No one has suggested that all the homeless are beyond help. But suggesting that some, maybe most, cannot be brought off the streets, is supposedly "blaming" them. That's only the case if you think being a vagabond is something to be blamed with. It's a lifestyle, just like recreational drug addiction is, just like subsistence employment is, just like gambling is. Suggesting the majority of the homeless are somehow not directly responsible for the path that led to the streets is denying reality.

And yes, "hobo" and "vagabond" have become taboo in the PC arena, as they imply "bum" to some, but they are about the only mostly neutral terms out there for the poor who choose to live on the move. That's the entire point of the thread. Contriving idiot terms like "unhoused" to avoid describing the population is just playing games. And then there is the small detail that "unhoused" isn't even literally true for many in that category.

One can be fully supportive of helping mental health programs, food banks, housing programs, job training, etc., without swearing allegiance ot some philosophy that everyone is a hapless victim just become some are.

As for fearing the direction of the thread, there is no unknown element here. Everyone posting has already posted on this topic numerous times, with the same lines drawn about what is and what is not.

No one's trying to persuade anyone else here of anything. Everyone's just reposting the same points we've made repeatedly over the years. It's JUB. People don't come here to change. They come here to do the same things, over and over.

Just like every other social media site, sometimes that includes finding reasons to demonize other members. Sometimes not.
 
"The exact origins of the workhouse however have a much longer history.
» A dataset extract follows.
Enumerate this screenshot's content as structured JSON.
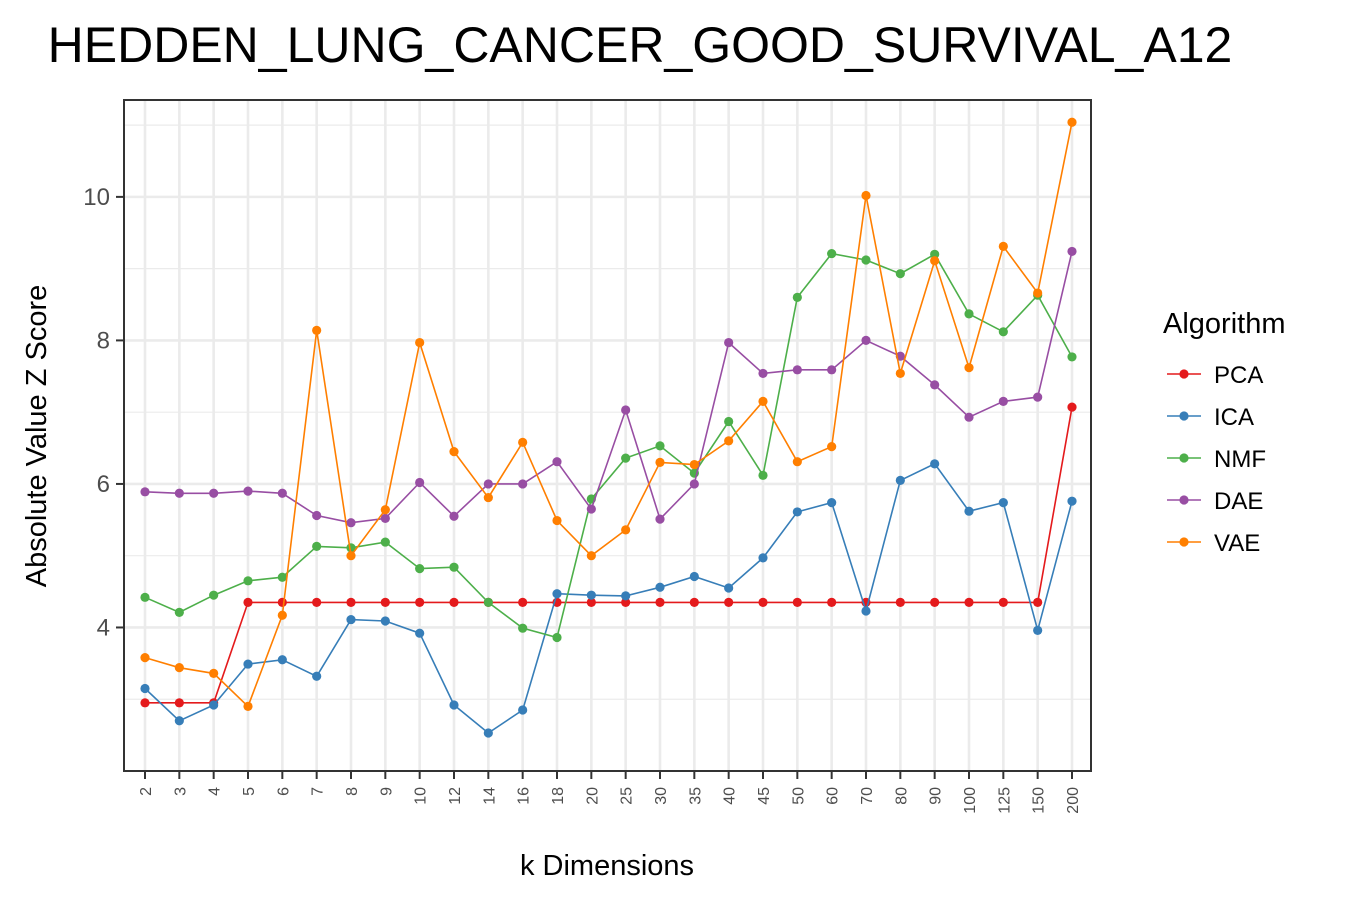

They can be traced back to the Poor Law Act of 1388. In the aftermath of the Black Death, labour shortages were a major problem. The movement of workers to other parishes in search of higher paid work was restricted. By enacting laws to deal with vagrancy and prevent social disorder, in reality the laws increased the involvement of the state in its responsibility to the poor."

(Let me momentarily digress: In the aftermath of the Black Death in Italy, wages and general prosperity increased due to labor shortages. One manifestation of this is the increased tax revenue from butchers selling more meat.)


 
One wonders what the profile of the typical street dweller in London, or Berlin, or Rome is versus the analog in Seattle, Dallas, or Cincinnati.